Why us? Why with us?
Our research agenda for the 2020-2030 follows the tradition and expertise of the team over the last 20 years on remote sensing data analysis and visual neuroscience, and tackles more ambitious problems around complex systems with similar computational techniques and advanced machine learning.
The team has received funding from the EU excellence pillars in the last years: (1) 2 ERC grants (consolidator and synergy) related to geosciences and climate modeling with AI, (2) seven H2020 projects for the development of AI both theoretically and with Earth, vision, and societal applications, and (3) involvement in 6 MINECO projects at the intersection of remote sensing, Earth, and vision sciences. We participate in and coordinate top-notch research projects from the last 5 years. See the Projects page.

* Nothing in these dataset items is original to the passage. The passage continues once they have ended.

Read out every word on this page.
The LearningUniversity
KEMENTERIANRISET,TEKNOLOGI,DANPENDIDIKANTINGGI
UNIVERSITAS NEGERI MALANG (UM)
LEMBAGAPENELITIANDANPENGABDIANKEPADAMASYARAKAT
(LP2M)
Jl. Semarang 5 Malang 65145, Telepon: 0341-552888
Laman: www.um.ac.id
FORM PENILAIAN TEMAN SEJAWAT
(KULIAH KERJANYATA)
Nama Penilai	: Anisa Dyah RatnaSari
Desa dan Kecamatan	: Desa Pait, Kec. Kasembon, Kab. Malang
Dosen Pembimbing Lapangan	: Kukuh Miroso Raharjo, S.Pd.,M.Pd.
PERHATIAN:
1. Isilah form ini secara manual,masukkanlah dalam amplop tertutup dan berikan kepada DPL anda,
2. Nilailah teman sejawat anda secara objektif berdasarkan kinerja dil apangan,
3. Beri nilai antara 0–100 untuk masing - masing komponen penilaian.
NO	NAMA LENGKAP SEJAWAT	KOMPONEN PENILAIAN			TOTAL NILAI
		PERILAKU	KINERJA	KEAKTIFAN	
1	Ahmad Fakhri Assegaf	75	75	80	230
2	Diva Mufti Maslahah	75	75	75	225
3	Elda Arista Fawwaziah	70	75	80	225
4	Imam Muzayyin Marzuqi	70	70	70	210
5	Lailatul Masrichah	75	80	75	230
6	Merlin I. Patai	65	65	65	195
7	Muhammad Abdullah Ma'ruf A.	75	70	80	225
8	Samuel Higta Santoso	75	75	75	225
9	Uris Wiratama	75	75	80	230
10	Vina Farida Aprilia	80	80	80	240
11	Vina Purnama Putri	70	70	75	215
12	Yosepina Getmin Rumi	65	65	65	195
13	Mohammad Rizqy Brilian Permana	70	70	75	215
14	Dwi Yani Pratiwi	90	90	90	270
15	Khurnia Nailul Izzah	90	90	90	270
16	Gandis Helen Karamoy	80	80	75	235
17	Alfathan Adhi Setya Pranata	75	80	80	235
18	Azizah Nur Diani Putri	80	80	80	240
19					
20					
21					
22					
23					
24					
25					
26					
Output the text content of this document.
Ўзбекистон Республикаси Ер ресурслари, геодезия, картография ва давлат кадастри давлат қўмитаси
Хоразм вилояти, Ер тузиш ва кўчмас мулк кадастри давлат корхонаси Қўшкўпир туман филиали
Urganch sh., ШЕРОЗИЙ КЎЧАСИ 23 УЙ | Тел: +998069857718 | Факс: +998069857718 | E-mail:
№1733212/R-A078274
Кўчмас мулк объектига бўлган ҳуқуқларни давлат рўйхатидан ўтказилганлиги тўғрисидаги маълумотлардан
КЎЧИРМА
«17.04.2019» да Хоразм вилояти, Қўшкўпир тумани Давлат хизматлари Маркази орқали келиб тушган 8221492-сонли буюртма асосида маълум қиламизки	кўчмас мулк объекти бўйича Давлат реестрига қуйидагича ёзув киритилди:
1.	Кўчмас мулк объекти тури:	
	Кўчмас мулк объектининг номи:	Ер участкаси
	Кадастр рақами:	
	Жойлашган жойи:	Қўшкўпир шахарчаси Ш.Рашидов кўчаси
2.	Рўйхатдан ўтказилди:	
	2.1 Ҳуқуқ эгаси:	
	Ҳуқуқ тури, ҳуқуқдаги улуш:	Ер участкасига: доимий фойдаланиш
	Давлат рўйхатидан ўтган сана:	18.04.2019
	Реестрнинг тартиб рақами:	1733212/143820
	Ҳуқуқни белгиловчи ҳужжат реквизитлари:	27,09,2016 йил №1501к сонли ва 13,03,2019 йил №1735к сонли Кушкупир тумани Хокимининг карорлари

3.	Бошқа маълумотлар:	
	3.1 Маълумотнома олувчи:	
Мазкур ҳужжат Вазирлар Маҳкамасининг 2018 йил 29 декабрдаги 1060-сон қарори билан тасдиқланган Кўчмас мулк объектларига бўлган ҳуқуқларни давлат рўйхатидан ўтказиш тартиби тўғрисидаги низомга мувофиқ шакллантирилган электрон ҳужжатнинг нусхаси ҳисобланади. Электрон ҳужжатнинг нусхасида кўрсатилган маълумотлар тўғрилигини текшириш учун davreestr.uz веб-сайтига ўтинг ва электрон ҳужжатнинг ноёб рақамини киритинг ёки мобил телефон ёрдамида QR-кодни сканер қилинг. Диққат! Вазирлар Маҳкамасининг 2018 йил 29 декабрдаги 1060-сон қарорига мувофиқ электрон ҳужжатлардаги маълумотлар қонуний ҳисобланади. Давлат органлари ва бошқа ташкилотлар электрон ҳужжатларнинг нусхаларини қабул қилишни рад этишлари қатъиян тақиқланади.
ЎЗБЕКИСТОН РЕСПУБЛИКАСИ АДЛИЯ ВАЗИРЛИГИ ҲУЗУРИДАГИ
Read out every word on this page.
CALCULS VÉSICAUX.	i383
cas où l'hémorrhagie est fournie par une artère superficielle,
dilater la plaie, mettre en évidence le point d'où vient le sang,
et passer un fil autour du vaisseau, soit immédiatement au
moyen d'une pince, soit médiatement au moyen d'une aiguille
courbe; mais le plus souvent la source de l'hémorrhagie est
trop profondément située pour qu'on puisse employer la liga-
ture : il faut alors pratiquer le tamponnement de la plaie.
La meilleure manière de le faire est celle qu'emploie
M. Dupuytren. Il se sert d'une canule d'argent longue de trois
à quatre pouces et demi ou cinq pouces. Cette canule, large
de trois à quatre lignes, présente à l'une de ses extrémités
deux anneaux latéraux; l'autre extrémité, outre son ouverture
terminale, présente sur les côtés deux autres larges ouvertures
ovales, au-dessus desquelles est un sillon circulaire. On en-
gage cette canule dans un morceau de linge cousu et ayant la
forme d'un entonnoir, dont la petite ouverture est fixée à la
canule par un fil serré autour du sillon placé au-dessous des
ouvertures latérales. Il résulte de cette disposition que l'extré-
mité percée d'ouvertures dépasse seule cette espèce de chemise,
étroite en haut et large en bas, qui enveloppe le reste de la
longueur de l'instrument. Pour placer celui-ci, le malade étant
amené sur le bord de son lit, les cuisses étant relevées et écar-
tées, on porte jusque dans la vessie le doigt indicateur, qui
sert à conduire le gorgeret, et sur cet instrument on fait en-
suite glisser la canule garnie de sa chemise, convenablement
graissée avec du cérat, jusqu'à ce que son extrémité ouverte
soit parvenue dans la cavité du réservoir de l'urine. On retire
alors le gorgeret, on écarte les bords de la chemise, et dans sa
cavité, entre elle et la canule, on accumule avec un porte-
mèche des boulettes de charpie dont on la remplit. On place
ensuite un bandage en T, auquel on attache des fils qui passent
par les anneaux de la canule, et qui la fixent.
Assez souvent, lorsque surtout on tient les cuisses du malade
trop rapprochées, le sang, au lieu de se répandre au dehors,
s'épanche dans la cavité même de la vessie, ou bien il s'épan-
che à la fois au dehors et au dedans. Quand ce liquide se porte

The group is also very active in technology transfer internationally, with projects in collaboration with ESA, NASA, EUMETSAT, or Google. See the Collaborators page. The group is committed to higher-level education: ISP lectures in several endorsed masters, participates in COST actions, coordinates activities in an ELLIS research program, and is a core member of ELISE and i-AIDA for the excellence of AI science, transfer, and education in Europe. We contribute to knowledge transfer, as well as to the development and adoption of AI in the industry and private sectors.